Acting is often misrepresented as becoming another person, but Meisner argued that the character already exists inside of you, and you peel away the elements of yourself that have nothing to do with the character and the story, and what remains is the part of you that is relevant to the story. That’s a scary thought when working on a show like Chicago.

The opening line of Chicago is “Ladies and Gentlemen, you are about to see a story of murder, greed, corruption, violence, exploitation, adultery, and treachery – all those things we all hold near and dear to our hearts.” Yikes, right? The first line of the show pierces us and clues us in to the biting satire in store for us. The point of the show is not to glamorize and validate murder, greed, corruption, violence, exploitation, adultery, and treachery but to call us out on them.

Playwright Maurine Dallas Watkins, author of the original play Chicago, which served as the basis for the musical, was a devout Christian. She was a reporter and journalist in the city of Chicago and wrote a play that would unmask the American people for glamorizing corruption. In my research on the musical, I came across this story and these quotes:

When a professor at Yale Divinity School denounced the original play as “vile” and asked why the “stench” of “that story of life” in our Midwestern capital was allowed to offend “the nostrils of our Eastern public,” Watkins’ reply was this: “I wonder whether, in his sermons, Processor Archer pretends that the world is a rose garden.” Did God Himself, on His visit, never speak of evildoers, thus to unmask their wrongs? Satire isn’t a lecture in dark robes; it’s a fiesta of fun. Your laughter shocks you: so you’ll think twice.

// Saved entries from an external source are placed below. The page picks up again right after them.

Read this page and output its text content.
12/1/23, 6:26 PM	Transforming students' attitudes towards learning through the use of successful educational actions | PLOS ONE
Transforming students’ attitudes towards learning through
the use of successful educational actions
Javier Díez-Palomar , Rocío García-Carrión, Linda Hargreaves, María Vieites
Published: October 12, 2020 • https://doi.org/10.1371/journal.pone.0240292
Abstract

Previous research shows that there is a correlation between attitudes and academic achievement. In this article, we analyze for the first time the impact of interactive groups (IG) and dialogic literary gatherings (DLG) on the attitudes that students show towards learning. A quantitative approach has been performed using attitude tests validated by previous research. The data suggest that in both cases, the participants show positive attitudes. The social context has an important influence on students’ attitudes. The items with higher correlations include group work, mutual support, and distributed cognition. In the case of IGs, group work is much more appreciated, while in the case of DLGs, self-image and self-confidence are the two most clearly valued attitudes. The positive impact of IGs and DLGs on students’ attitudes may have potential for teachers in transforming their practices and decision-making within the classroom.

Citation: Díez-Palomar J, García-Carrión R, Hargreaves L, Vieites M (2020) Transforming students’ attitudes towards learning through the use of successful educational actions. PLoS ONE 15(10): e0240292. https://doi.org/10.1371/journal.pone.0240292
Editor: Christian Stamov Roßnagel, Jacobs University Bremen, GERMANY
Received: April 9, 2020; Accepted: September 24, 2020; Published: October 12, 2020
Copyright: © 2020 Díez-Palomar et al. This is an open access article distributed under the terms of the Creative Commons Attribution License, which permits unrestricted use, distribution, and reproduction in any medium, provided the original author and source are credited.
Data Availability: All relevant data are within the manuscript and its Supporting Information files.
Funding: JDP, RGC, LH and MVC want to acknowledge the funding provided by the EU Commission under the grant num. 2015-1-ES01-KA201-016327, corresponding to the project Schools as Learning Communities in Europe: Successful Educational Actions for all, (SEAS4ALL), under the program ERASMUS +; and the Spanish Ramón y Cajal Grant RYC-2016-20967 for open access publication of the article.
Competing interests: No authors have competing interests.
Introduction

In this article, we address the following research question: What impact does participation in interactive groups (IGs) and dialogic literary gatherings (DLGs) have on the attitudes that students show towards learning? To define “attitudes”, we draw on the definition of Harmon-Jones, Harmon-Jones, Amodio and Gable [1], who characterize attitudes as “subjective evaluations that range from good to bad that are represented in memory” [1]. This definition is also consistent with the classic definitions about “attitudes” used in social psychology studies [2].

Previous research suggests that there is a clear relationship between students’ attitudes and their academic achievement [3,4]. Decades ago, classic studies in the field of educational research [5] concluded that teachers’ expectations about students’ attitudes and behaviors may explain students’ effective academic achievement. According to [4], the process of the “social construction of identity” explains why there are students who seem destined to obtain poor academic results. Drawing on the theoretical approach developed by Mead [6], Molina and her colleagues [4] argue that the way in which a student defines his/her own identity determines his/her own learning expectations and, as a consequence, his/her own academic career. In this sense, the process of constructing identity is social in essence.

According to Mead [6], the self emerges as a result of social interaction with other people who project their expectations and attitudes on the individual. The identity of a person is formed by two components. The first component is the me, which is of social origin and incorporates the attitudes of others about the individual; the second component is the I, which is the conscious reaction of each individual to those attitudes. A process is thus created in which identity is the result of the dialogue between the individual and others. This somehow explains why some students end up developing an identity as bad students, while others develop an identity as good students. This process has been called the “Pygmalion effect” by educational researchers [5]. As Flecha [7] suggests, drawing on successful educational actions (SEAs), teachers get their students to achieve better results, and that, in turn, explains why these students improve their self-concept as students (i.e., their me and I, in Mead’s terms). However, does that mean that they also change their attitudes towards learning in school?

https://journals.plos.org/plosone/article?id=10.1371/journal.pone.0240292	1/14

Over the next eight weeks, the actors onstage and the production team will spend hours analyzing and discussing the thoughts, emotions, actions, reactions and motivations of lust, deception, debauchery, and corruption and bring them to life for the audience to experience as well so that they, too, may understand how damaging and fruitless these feelings and actions are. When we work on challenging material, such as Chicago, we become more aware of ourselves and one another. (“To be a good actor who must first be a good person”) When you see Chicago in March, you will see characters making bad choices, played by good actors who are good people.